Leggi bocciate M5s “punta” D’Alfonso: ora, ci ascolti
PESCARA. «Siamo stati definiti “gufi”, “denuncisti” e “pozzangheristi”. Ora, o è “pozzangherista” anche la magistratura contabile o avevamo ragione». I consiglieri regionali di M5s Sara Marcozzi e...
PESCARA. «Siamo stati definiti “gufi”, “denuncisti” e “pozzangheristi”. Ora, o è “pozzangherista” anche la magistratura contabile o avevamo ragione». I consiglieri regionali di M5s Sara Marcozzi e Domenico Pettinari puntano l’indice contro la giunta D’Alfonso dopo che la Corte dei Conti ha bocciato 17 su 22 leggi perché senza copertura di spesa.

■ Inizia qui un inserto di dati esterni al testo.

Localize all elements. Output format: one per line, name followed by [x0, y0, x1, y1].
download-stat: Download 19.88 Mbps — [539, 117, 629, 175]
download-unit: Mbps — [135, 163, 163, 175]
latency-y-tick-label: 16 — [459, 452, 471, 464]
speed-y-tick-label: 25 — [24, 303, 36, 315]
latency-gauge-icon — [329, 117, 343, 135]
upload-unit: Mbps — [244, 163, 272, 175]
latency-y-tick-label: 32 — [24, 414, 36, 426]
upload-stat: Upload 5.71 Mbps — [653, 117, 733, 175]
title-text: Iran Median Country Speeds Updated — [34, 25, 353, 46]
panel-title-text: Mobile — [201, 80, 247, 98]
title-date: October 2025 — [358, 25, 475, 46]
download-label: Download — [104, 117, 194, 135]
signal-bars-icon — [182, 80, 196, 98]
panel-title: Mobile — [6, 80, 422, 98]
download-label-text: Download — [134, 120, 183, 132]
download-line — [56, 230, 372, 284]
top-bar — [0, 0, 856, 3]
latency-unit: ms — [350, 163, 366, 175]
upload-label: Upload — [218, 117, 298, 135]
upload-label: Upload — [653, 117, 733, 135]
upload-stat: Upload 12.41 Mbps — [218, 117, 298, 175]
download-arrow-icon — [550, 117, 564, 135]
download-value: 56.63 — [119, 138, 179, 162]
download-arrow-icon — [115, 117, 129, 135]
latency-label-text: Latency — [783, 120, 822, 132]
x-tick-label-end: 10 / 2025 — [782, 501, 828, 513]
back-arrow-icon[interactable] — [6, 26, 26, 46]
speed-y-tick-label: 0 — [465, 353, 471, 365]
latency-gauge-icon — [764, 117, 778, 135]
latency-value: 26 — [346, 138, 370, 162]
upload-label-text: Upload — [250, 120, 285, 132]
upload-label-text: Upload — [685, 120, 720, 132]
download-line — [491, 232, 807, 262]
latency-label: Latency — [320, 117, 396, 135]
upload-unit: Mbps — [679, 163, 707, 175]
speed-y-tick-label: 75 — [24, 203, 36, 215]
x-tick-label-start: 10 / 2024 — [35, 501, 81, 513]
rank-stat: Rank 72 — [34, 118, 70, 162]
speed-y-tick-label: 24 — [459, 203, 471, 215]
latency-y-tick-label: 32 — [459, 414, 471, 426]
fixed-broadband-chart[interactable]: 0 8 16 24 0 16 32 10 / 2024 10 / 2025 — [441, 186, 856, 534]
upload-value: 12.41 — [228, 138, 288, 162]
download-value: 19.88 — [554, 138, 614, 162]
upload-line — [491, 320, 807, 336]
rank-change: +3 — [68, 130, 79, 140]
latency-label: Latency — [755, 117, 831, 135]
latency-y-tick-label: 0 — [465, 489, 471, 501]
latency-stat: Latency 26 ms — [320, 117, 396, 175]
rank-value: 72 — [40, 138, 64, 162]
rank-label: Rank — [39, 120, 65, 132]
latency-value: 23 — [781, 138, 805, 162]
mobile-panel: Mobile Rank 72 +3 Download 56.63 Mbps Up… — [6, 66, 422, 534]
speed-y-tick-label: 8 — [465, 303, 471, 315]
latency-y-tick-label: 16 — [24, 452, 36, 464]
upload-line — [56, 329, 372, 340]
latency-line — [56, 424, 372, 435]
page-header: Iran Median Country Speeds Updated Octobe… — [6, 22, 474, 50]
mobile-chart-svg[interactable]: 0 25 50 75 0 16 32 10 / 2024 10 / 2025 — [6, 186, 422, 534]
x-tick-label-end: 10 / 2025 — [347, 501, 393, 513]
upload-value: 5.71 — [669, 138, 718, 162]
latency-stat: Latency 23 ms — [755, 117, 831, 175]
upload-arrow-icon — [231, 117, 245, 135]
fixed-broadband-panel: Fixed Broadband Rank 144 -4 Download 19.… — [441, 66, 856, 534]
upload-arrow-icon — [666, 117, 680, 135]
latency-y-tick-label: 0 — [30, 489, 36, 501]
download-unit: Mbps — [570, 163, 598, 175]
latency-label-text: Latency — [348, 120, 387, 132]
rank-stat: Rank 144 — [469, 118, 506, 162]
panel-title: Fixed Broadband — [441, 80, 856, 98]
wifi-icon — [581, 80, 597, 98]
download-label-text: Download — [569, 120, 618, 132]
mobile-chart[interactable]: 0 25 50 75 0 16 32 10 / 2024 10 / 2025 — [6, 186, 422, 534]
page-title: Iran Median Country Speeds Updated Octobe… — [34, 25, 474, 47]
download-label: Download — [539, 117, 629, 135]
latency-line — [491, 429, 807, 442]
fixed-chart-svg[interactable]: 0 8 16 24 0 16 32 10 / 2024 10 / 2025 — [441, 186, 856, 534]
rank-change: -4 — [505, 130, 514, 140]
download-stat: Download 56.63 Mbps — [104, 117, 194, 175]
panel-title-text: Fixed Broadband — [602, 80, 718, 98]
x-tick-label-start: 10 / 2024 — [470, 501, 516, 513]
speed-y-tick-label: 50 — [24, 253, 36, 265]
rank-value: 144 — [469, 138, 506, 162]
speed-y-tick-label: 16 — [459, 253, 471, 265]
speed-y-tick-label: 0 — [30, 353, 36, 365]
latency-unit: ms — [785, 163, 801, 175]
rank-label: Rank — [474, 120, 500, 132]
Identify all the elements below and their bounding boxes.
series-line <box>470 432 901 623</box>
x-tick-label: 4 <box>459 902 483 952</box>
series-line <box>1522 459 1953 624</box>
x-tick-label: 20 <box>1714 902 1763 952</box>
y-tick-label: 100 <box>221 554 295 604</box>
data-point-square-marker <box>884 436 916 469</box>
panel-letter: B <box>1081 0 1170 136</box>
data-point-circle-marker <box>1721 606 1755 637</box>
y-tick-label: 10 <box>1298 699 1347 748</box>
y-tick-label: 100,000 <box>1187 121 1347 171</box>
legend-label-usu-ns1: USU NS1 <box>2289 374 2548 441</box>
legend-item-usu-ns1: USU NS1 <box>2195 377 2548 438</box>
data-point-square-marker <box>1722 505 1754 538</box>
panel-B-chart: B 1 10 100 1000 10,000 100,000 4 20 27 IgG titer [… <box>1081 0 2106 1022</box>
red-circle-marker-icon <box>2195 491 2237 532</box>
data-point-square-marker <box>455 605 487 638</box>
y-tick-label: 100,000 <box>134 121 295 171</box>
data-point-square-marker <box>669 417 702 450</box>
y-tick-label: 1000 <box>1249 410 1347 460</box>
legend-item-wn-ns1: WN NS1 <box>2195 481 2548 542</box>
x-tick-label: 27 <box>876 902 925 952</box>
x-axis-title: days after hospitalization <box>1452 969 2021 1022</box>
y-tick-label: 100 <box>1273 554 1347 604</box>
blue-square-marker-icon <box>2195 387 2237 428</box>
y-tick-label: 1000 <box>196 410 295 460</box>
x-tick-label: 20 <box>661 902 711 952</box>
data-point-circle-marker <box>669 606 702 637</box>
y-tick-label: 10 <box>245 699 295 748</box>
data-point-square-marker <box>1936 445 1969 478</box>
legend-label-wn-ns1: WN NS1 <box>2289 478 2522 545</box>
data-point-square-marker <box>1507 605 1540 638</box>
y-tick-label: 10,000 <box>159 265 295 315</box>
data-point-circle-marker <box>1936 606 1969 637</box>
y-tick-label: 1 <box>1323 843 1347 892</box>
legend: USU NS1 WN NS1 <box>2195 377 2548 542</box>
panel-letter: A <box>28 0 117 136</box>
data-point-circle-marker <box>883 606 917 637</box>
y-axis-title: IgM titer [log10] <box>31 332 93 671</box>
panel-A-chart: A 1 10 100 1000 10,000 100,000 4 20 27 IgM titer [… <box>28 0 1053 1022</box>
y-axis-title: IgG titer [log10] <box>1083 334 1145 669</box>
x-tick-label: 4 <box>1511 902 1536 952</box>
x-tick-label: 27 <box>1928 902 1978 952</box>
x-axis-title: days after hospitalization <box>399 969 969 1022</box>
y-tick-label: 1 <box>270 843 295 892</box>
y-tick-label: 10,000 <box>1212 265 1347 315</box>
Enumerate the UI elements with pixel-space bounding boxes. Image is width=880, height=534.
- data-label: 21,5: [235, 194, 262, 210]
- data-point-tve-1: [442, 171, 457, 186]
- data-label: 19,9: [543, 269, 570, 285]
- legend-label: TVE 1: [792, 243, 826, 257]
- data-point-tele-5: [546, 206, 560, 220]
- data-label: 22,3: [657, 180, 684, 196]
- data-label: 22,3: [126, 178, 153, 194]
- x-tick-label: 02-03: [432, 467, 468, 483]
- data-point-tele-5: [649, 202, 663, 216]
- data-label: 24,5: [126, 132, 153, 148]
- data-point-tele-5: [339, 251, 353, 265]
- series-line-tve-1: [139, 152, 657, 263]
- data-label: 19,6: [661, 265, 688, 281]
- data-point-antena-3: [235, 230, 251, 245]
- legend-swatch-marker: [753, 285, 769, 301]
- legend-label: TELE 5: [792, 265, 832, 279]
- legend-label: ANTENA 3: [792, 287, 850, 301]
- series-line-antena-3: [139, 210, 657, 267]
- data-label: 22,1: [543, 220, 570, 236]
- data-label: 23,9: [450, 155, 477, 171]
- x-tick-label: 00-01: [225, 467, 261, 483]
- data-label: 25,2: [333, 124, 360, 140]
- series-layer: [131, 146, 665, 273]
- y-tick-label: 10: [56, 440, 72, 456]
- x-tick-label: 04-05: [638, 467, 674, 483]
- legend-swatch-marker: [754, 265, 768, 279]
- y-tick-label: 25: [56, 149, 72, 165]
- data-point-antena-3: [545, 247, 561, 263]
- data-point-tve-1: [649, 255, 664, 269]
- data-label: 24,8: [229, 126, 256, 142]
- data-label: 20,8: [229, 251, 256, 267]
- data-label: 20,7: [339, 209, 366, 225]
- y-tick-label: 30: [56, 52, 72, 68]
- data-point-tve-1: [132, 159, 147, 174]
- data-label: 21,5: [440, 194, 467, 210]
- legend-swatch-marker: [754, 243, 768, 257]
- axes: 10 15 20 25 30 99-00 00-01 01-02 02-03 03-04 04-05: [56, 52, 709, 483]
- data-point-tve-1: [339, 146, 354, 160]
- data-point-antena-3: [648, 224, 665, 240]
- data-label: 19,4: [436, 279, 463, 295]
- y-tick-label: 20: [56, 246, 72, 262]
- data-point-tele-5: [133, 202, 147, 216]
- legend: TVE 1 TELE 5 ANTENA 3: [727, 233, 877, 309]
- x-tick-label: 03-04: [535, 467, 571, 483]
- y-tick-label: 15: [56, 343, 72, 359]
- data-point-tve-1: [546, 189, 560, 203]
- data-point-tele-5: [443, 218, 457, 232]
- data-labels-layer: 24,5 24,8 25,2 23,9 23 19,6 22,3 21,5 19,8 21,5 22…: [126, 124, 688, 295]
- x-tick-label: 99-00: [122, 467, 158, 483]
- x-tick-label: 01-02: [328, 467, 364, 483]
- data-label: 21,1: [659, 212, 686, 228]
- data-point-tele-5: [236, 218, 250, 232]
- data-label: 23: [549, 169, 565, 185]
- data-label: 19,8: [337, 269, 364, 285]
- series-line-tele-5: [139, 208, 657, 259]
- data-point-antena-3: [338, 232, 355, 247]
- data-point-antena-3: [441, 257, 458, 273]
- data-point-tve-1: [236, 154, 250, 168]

«Si tratta del 73% delle leggi approvate dalla Regione nel 2015», spiegano dopo aver esaminato le 88 pagine dei giudici amministrativi e aver letto le relazioni che accompagnano ciascuna bocciatura: «Ci sono affermazioni gravissime, aumenti apodittici, svilimento dell'obbligo di coperture, artifizi contabili. Leggiamo che addirittura in quattro casi, la copertura finanziaria delle leggi è stata completamente trascurata».
Per i pentastellati il 73% delle leggi approvate da questa maggioranza può violare l'articolo 81 sul pareggio di bilancio. Tra le norme in questione vi sono, tra l'altro, la legge di approvazione del bilancio, quelle sulle diverse ricapitalizzazioni della Saga e quella sull'accensione del mutuo da 100 milioni di euro. «Purtroppo lo avevamo detto per tante leggi», aggiungono, «le nostre contestazioni le avevamo fatte già prima in Commissione e poi in Consiglio. Dopo due anni della giunta D’Alfonso si dovrebbero vedere i primi risultati e invece vediamo solo cambiamenti in negativo. Una legge non si nega più a nessuno e questo è il risultato».
E adesso? «Da oggi in poi D'Alfonso ascolti i nostri pareri e quelli degli uffici finanziari. Chiediamo una maggiore responsabilità, il rispetto della legge e delle opposizioni: per assicurare certezze economiche alla nostra regione bisogna cominciare a rispettare le leggi».